Going through a box of photos the other day, I found this family portrait. The man in the foreground is my grandfather. Dziadzi is the Polish word for grandfather which we pronounced “Jahji.” Standing behind him and next to each other, from left to right, are his wife, their daughter Polly, and my dad, Thomas. How serious they look. Obviously the photographer didn’t ask them to say “cheese.”
Both Babcia (grandmother in Polish) and Dziadzi came to the United States from Poland. My grandfather, Wladislaw Zabski, was born in the city of Trembowla in 1888. He came to this country, landing at Ellis Island on September 22, 1912. Babcia was born in 1894, only a few miles northwest of Dziadzi’s home. Her name was Michalina Podhajecki. She arrived on Ellis Island on March 16, 1911. She was only sixteen. She was released to her sister, a dressmaker in the city. She and and my grandfather married on October 5, 1913, at the Church of St. Stanislaus in New York City.
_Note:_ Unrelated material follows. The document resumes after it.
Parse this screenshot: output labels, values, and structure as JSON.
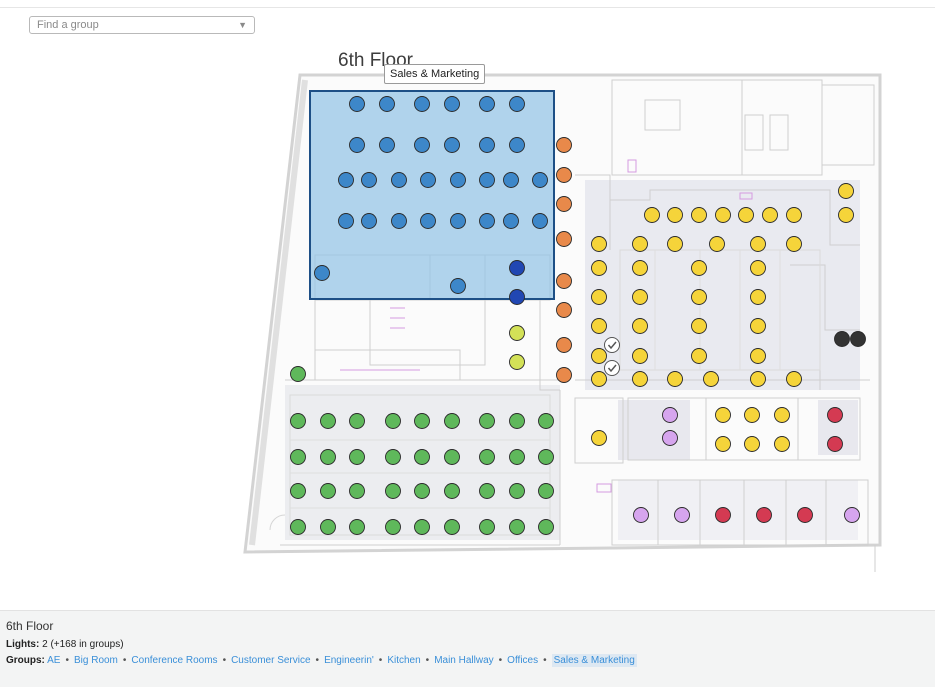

According to one set of records my father had been born on September 18, 1913, just a few weeks before his parents married. Others say he was born on the same date in 1914. Obviously more research has to be done in order to find out his exact birth year. I find it amusing that there is talk among cousins that Dziadzi was a lady’s man and “adored” young girls. Also, my father was very strict with me. As his only daughter, I was’t allowed to date until I was a senior in high school. I was forever feeling embarrassed because he wouldn’t even allow me to go to the movies with friends on a Saturday afternoon because, “Bad things happen in the dark.” Was he trying to save me from getting involved with a cute guy and making the same mistake his own parents had? He did send me to a private girl’s school for my junior year in high school because I was going steady with a boy named Steve.
Eventually both grandparents became United States Citizens. After years living at various addresses in New York City and Queens, they moved out to Port Jefferson, on Long Island where they both resided until they passed away. Babchi, at five-foot two inches and overweight, spent all of her time in the kitchen cooking up the food they grew on several acres of land. Before she retired she worked at a local lace factory. Dziadzi, a bit over six feet tall was a cabinet maker.
They raised chickens, had a huge vegetable garden, and a grape arbor under which they ate their meals during the summer. Babchi thought being fat was the healthiest way to be. She complained to my mother that I was too thin, saying in her broken English, “Skinny no good. Plumpy is helty.” Her daughter’s son, John, on the other hand was “good and plumpy.”
The first time Babchi met my soon-to-be husband, Bill, she happily exclaimed, “Oh Joiny, he’s so plumpy.” He wasn’t even terribly overweight at the time, but standing next to me at only one hundred and five pounds he must have looked massive. Finally I had done something that made her happy.
Dziadi was very tall, dark, and mysterious. I was afraid of him. He was gruff and tough, drinking his coffee every morning with a raw egg cracked into it. He loved the awful looking blood sausage that was always on the table. He made me try it once. I screamed and carried on and never had to eat it again. I didn’t like it when my parents left my brothers and me with them. If we didn’t eat every bit of food in front of us, including the brown, mushy, bananas, Babcia always kept in the fruit bowl, we were threatened with the wolf who lived in the pump house across the street. He thought skinny children were delicious and would come and make a meal of us.
Food was a huge part of my grandparent’s lives, and in turn it became a huge part of my own. Both of my parents were fabulous cooks. We ate dinner with my grandparents most Sundays, rich with all the Polish fixings. Perogis were alway my favorite, especially those filled with sauerkraut. And Babchia’s Bobka, a yeast cake she often stuffed with farmer’s cheese and studded with raisins was to die for.
I learned to cook when I was around ten years old, making the world’s best devil’s food cake. One of my favorite past times was cutting out recipes from magazines and putting them together in my own recipe notebook. You can still catch me today finding amazing recipes on the internet or in our newspaper’s weekly food section. My collection fills a file box I bought just for them.
When I was small, I didn’t appreciate my grandparents or even like them very much. As an adult I’m grateful for their obsession with food and the few recipes they have passed down to us. I wish I could sit around the table with them now and share a meal. I’d like to talk with them about their life in Poland, and what it was like to leave family and friends behind and move to a new country.